Walker plans to utilize the MIRA grant to continue development of her lab’s machine learning systems, which currently examine large datasets and molecular simulations in the pursuit of therapeutically beneficial compounds. This involves algorithm design, protein research, and even experiments in directed evolution, all of which may result in the discovery of these novel compounds with innovative functions.
Zhongyue (John) Yang, assistant professor of chemistry, is interested in biomolecular design. His group is developing a high-throughput computational ecosystem known as Mutexa, which will eventually realize Yang’s long-term goal of automatic enzyme design. Through integrating Mutexa and experimental tests, Yang’s lab seek to discover new enzymes that will help us recycle polymers, synthesize drugs, and even treat food allergies. His hope is that Mutexa becomes an industry-wide software that makes biomolecular design quick and easy.

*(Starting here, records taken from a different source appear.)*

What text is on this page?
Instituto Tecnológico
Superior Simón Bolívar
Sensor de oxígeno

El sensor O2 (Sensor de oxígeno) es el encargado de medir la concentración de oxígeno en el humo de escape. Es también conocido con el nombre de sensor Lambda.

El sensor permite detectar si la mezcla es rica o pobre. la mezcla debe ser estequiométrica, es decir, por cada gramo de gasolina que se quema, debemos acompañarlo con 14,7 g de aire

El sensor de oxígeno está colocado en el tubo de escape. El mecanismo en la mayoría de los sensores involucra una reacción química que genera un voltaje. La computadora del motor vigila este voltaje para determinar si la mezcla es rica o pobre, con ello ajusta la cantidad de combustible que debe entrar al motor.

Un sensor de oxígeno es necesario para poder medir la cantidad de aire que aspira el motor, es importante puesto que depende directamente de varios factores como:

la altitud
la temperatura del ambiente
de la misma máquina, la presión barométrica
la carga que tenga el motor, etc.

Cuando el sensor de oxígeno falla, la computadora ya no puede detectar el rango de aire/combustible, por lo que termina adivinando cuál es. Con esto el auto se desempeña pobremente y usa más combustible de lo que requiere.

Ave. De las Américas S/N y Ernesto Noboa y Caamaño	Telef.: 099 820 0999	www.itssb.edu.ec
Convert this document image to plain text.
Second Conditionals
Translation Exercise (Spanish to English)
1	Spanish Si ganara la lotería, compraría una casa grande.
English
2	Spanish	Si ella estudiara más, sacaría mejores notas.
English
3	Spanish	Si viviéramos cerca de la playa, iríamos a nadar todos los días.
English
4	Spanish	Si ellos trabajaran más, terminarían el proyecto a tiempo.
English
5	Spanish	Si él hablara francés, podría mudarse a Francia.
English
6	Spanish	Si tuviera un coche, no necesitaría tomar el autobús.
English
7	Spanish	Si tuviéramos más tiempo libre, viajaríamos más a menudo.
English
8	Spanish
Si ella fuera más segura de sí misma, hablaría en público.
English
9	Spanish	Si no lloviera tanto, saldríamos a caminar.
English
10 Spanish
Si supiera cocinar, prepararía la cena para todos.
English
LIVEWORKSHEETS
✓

Schley, Walker, and Yang’s disparate research interests overlap in a few key ways. All three faculty members are chemistry innovators, bringing new perspectives and fresh research ideas to their field. Additionally, each award recipient’s research has relevant and far-ranging practical applications in the real world, from synthesizing new pharmaceuticals and converting fuel compounds to making enzyme studies more accessible to the general public.
“The funding of three MIRA awards is an incredible accomplishment,” said John McLean, Stevenson Professor of Chemistry and chair of the Department of Chemistry. “The research programs honored with this distinction are so well-deserving. These prestigious awards underscore the vibrant and intellectually engaging research of our faculty for the benefit of society and beyond.”